A ghostly 'hand' moving across the universe has just shed new light on the death of massive stars. The spectacular structure is the ejecta of a core-collapse supernova, and by taking images of it over more than 14 years, astronomers have been able to watch it blast into space at 4,000 kilometers (2,485 miles) per second.

At the very tip of the "fingertip", a supernova remnant and shock wave called MSH 15-52 blasted into a gas cloud called RCW 89, creating shocks and nodules in the material and causing the expanding supernova to slow down.

Located 17,000 light-years from Earth, MSH 15-52 appears to be one of the youngest known supernova remnants in the Milky Way. About 1,700 years ago, light from a stellar explosion reached Earth as a precursor star ran out of fuel to support fusion, blasting its outer material into space and collapsing its core.

The collapsed core becomes a type of "dead" star called a pulsar, an extremely dense object in which neutrons are tightly packed and have certain properties of an atomic nucleus, emitting pulsing light from its poles as they rotate at high speed .

This rotation also helps shape X-ray nebulae that eject stellar material as they expand into space.

Its expansion rate is detailed in a new study that used images from 2004, 2008 and 2017-2018 to see how RCW 89 changed as supernova remnants fell into it.

By calculating how far these features have traveled over time, we can better understand the velocity of the shock wave, and the nodes that eject stellar material in MSH 15-52. You can see this in the image below.
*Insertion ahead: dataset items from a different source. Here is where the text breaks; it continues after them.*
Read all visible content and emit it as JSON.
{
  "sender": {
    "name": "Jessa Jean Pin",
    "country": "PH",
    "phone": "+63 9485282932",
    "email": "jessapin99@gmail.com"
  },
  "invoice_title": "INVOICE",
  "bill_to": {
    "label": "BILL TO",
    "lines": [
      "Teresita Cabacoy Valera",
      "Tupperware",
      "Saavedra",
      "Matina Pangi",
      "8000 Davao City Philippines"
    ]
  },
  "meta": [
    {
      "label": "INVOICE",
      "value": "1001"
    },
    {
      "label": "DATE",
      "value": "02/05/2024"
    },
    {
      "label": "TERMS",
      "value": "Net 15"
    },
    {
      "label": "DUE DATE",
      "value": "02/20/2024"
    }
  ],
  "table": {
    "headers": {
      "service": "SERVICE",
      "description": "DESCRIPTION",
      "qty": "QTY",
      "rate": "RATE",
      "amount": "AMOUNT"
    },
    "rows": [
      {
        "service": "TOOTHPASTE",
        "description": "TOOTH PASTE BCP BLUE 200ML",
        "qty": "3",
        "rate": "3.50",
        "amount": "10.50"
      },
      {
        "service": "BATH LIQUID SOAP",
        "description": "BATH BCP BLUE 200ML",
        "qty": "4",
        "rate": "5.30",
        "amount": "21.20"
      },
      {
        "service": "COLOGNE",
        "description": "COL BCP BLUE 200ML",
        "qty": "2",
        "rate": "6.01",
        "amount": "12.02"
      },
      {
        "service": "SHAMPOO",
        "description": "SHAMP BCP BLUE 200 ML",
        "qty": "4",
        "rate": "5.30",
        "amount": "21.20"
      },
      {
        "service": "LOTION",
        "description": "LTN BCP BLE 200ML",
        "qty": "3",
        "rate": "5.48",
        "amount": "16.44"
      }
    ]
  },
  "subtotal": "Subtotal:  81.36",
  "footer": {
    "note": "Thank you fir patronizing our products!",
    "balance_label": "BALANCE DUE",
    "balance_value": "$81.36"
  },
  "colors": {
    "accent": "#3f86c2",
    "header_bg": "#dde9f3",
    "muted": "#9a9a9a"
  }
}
The shock wave, located near one fingertip of the hand, is characteristic of MSH 15-52 encountering RCW 89 moving at 4,000 kilometers per second, but some nodules of material move faster, up to 5,000 kilometers per second.

The knots are thought to be clumps of magnesium and neon that formed in stars before the supernova exploded, moving at different speeds. Even the slowest seems ridiculously fast, around 1,000 km/s.

Even so, these features are slowing down when interacting with matter in RCW 89. The distance from the pulsar to RCW 89 is about 75 light-years; to make up this distance, the average expansion velocity required for the outer edge of MSH 15-52 is 13,000 km/s.

This means that the researchers have determined that before encountering RCW 89, the material passes through a relatively low-density cavity, or bubble, in the gas surrounding the exploding star, consistent with a core-collapse supernova model.

When the precursor star's main-sequence life comes to an end, a powerful stellar wind blows into the space around it, stripping the star of its hydrogen and creating a massive cavity. Then, when the star's core finally collapses into a supernova, the explosion ejects the remaining stellar material into this relatively empty region of space.

RCW 89 stands for cavity wall. When MSH 15-52 encountered this denser area, the collision caused a rapid deceleration.

Supernova ejecta at higher velocity ranges have also been observed in the supernova remnant Cassiopeia A, 11,000 light-years away. This is also thought to be a core-collapse supernova, but we observed it recently - the light from the explosion reached Earth just 350 years ago.

We don't yet really understand the origin of the fast-moving clumps in these two supernovae, but collecting more data and studying such explosions at different time spans will help astronomers painstakingly piece together the mystery.